Gal-dem magazine features a long-read about an abandoned McDonald’s in Marseilles, France where in March 2020, a group of former McDonald’s workers requisitioned the building and invited a local association to use the kitchens to cook meals for homeless people. McDonald turned into foodbank
After a few months, what started as a small venture turned into a partnership, with 47 local associations serving a line of people from all walks of life that circled the whole site. McDonald turned into foodbank
A year later, now the foodbank sees around 1,000 people arrive weekly to pick up parcels of free food, including items like fresh vegetables, dry foods, halal meats, and cooking essentials.
The last time it served Big Macs was in 2018, before the McDonald’s franchise decided to close its doors and lay off its 77 employees.
After years of sit-ins and strikes aimed to stop the sale of what used to be the second biggest employer in Marseille’s northern neighbourhoods, the building found a new lease of life during Covid – as a foodbank rebranded ‘L’après M’ [‘the After M’].

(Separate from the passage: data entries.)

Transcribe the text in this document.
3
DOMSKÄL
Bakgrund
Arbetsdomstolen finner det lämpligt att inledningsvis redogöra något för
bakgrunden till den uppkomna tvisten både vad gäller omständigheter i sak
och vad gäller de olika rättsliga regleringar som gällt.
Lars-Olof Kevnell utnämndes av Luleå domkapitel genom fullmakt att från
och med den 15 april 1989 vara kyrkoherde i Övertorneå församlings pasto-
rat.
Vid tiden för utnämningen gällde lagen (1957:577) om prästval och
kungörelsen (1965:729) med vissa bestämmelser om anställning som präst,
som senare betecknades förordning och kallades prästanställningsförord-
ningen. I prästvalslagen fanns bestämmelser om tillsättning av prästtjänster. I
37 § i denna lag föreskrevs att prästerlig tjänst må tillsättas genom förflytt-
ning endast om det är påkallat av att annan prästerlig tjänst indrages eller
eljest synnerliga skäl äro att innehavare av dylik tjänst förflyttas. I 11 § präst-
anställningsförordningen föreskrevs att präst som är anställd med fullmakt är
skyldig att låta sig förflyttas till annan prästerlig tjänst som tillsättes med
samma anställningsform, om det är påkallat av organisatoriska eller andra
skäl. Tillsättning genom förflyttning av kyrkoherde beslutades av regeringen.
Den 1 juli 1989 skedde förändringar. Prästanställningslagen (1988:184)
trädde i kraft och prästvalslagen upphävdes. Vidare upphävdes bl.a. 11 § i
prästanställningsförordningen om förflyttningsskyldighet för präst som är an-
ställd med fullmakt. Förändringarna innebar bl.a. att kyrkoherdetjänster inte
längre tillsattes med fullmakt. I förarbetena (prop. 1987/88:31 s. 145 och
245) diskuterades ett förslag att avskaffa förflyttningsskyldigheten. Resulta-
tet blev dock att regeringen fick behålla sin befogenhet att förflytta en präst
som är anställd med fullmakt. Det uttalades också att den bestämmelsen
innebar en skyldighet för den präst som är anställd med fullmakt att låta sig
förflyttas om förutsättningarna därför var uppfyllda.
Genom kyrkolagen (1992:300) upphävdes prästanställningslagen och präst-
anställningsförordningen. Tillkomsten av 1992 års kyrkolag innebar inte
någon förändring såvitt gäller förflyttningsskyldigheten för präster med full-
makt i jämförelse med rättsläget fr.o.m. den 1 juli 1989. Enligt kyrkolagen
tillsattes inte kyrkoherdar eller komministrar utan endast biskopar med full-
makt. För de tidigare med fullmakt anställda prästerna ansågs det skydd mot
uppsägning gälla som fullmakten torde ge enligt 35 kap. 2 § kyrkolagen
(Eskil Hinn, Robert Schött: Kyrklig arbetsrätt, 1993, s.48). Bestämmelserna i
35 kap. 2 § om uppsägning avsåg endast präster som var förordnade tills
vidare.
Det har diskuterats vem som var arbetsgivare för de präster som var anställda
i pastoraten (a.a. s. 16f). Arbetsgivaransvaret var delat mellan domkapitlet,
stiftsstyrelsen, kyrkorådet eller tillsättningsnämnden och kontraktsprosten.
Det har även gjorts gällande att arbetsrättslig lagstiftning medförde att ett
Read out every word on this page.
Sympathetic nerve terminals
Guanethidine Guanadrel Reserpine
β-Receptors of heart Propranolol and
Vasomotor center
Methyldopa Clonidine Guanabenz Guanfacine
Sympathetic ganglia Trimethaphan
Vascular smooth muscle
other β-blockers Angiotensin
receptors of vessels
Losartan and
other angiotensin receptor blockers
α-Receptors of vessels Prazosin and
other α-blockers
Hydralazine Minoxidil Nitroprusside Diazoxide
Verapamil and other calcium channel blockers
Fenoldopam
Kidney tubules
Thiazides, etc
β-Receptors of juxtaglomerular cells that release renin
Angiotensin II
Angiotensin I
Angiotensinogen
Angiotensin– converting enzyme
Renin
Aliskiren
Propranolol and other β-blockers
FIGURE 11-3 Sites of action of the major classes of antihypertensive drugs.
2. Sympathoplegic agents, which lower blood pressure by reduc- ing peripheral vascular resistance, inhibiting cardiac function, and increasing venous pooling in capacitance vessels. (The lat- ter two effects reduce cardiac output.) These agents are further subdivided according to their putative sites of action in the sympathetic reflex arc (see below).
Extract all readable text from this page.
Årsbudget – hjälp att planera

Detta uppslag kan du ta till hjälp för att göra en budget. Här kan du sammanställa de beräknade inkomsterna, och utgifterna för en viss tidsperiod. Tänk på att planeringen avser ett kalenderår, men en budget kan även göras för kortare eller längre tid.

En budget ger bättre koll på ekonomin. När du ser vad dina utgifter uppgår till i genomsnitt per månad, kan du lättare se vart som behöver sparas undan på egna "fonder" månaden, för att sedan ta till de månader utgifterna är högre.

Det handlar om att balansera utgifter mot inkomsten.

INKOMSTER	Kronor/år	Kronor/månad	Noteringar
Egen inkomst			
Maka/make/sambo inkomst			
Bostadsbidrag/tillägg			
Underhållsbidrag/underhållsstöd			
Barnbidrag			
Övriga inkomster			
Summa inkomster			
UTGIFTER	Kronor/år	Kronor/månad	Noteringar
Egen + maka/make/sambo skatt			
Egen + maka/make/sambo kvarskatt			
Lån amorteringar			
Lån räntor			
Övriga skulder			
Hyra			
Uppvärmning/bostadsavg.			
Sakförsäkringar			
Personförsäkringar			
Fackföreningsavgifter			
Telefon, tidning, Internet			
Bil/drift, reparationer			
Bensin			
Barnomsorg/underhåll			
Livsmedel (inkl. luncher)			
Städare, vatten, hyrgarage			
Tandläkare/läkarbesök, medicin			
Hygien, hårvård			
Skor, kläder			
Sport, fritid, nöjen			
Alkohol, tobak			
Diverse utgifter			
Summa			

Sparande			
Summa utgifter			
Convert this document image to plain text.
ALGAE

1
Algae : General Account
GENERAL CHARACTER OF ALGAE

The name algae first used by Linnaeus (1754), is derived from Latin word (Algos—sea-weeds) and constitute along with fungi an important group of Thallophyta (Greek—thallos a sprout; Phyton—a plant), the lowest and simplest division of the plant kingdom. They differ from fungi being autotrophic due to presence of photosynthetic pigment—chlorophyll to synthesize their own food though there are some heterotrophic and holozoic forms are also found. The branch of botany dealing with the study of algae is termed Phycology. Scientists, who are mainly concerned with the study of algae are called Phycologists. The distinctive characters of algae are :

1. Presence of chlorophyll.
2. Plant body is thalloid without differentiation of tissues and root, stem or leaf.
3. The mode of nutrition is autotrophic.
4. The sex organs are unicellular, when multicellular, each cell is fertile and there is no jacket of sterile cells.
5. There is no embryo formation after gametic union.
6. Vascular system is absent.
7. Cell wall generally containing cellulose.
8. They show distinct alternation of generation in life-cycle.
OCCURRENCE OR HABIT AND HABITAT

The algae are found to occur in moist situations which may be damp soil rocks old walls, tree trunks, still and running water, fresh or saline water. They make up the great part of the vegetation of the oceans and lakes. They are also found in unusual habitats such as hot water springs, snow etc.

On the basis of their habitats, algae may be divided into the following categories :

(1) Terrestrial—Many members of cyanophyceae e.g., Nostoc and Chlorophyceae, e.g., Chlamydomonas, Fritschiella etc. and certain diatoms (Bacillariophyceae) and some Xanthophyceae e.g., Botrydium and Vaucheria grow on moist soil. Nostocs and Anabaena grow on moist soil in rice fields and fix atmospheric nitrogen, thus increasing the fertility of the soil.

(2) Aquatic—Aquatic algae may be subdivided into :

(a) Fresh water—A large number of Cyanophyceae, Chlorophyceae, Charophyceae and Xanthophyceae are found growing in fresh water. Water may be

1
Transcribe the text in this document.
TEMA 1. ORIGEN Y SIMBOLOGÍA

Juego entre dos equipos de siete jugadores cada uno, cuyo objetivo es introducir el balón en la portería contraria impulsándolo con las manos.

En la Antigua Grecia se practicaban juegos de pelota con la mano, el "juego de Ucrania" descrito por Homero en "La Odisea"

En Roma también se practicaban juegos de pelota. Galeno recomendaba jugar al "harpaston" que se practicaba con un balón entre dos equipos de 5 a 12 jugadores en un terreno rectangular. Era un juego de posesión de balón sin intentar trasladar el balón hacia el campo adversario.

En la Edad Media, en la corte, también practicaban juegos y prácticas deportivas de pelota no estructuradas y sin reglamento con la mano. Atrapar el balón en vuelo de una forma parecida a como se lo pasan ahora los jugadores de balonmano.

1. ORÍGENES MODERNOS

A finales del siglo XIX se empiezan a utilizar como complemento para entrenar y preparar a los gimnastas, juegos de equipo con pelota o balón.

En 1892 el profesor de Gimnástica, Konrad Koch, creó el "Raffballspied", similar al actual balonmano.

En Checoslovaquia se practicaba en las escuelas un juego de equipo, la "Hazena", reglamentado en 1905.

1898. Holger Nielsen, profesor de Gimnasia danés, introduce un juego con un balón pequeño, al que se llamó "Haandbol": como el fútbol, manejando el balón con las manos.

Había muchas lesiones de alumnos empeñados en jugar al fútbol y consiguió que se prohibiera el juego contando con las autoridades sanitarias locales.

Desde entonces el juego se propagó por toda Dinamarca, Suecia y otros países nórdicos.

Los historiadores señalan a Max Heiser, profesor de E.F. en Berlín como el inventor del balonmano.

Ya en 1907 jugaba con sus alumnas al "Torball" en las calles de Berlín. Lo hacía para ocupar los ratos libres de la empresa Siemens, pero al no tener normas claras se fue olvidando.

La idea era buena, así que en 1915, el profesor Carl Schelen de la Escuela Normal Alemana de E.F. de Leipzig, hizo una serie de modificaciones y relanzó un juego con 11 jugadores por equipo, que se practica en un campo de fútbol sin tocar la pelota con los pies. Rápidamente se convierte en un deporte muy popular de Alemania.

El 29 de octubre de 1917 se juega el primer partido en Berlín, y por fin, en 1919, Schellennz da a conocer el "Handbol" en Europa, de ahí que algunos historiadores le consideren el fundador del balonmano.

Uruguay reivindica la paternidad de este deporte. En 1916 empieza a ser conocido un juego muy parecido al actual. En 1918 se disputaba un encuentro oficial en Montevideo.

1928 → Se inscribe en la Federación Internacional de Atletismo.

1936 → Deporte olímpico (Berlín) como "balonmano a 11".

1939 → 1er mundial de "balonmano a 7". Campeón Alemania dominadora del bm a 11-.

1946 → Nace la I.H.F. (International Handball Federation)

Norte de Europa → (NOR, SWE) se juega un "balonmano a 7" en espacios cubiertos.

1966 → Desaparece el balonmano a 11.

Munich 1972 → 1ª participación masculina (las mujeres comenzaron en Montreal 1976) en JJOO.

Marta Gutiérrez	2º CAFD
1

“During the first lockdown, volunteers sometimes worked 22 out of 24 hours. If people couldn’t come to us, we’d deliver their weekly parcels of food to them,” says Ourada, a former L’après M beneficiary-turned volunteer. She’s a French-Algerian mother of four who has been coming to help every day since the November lockdown.
In the kitchens, all the fast-food machines are saran-wrapped. “It’s to show them [McDonald’s] that we won’t touch or damage their stuff. We’re just using the building,” explains Yazid, a French-Algerian volunteer gardener. These covered machines are a reminder of the collective’s squatter status on the site—at the time of writing McDonald’s is still refusing to let L’après M legally use the empty premises.
On 9 July, the city voted in favour of the mayor’s plan to buy the building. Once the buyout happens, L’après M will become a social corporation owned by whoever wants to buy a share for 25 euros. It will be owned by the people. “The next step is to turn this place into a social restaurant,” explains Kamel Guemari, ex-managing director of the restaurant for McDonald’s. “A social fast food [centre] that will serve locally sourced burgers, sold for a little compensation or for free depending on the revenue.”